Russian Foreign Minister Sergey Lavrov and his Israeli counterpart Gabi Ashkenazi discussed a Russian project to make new arrangements in Syria that consider Tel Aviv’s interests, according to political sources in Tel Aviv.
The sources told Asharq Al-Awsat that Lavrov and Ashkenazi held discussions in this regard during their meeting in Greece last October, noting that several amendments took place since then upon Israeli demands.
On Wednesday, Ashkenazi took part in a meeting in Moscow where part of the arrangements were accepted. According to the sources, the understandings were of “common interests” in Syria.

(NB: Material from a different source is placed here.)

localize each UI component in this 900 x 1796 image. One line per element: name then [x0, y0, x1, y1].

Israel is demanding the complete removal of Iran and its militias from Syria, including Hezbollah. It is also demanding an end to arms transfers to Hezbollah.
The sources said that Russia agreed that Iran’s repositioning in Syria should end and weapons should not be transferred to Hezbollah in Lebanon.
Earlier, a Hezbollah delegation arrived in Moscow on a three-day visit for talks and met with Lavrov, among other officials.
Russia has also shown willingness to act against the activities carried out by Iran or its militias in Syria.
According to the sources, Lavrov asked the Israeli to inform the Russians if they detect threats before striking targets and launching operations. He asserted that Russia would take all measures to neutralize threats from Syria.
Tel Aviv fears its talks with Moscow could anger the current US administration which, unlike its predecessor, takes a hostile stance against Russia and President Vladimir Putin.
The two ministers held a joint press conference during which Lavrov responded to the ideas presented by the UN envoy to Syria Geir Pedersen, calling to activate a “broad international format” to push the settlement process.
“We are ready to explore new ways and formats through which we can create external conditions that will allow the Syrians to build their future per UN Security Council Resolution 2254,” he noted.
Earlier, Pedersen called for a new international format that brings in all the different parties that influence the conflict, adding that “it will have to involve, one way or the other, the United States, Russia, Iran, Turkey, Arab States, and the European Union, and I also earlier mentioned all permanent members of the Security Council.”
“It is now necessary for all these actors to seriously sit down and develop a Syrian policy based on the understanding that none of them can dictate the outcome of the Syrian conflict,” stressed the envoy.